ROW_NUMBER() is here to deduplicate the source table, so that in the MATCH clause we only select the earliest row.
One thing I am not sure of, is that hive says:
SQL Standard requires that an error is raised if the ON clause is such that more than 1 row in source matches a row in target. This check is computationally expensive and may affect the overall runtime of a MERGE statement significantly. hive.merge.cardinality.check=false may be used to disable the check at your own risk. If the check is disabled, but the statement has such a cross join effect, it may lead to data corruption.
I do indeed disable the cardinality check, as although the ON statement might give 2 rows in source, those rows are limited to 1 only thanks to the r=1 later in the MATCH clause.
Overall I like this MERGE statement but it is just too slow and any help would be appreciated.

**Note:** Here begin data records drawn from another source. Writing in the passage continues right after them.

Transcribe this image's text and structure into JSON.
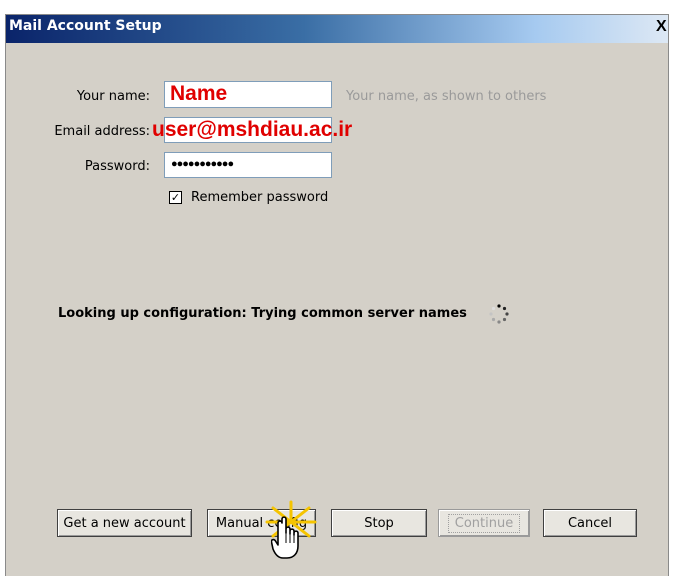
{
  "window": {
    "title": "Mail Account Setup",
    "close_label": "X"
  },
  "form": {
    "name_label": "Your name:",
    "name_value": "Name",
    "name_hint": "Your name, as shown to others",
    "email_label": "Email address:",
    "email_value": "user@mshdiau.ac.ir",
    "password_label": "Password:",
    "password_value": "●●●●●●●●●●●",
    "remember_label": "Remember password",
    "remember_checked": true
  },
  "status": {
    "text": "Looking up configuration: Trying common server names"
  },
  "buttons": {
    "get_new_account": "Get a new account",
    "manual_config": "Manual config",
    "stop": "Stop",
    "continue": "Continue",
    "cancel": "Cancel"
  }
}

Note that the destination table is partitioned. The source table is not as it is an external table which for every run must be fully merged, so fully scanned (in the background already merged data files are removed and new files are added before next run). Not sure that partitioning would help in that case
What I have done:
- play with hdfs/hive/yarn configuration
- try with a temporary table (2 steps) instead of a single MERGE, the run time jumped to more than 2 hours.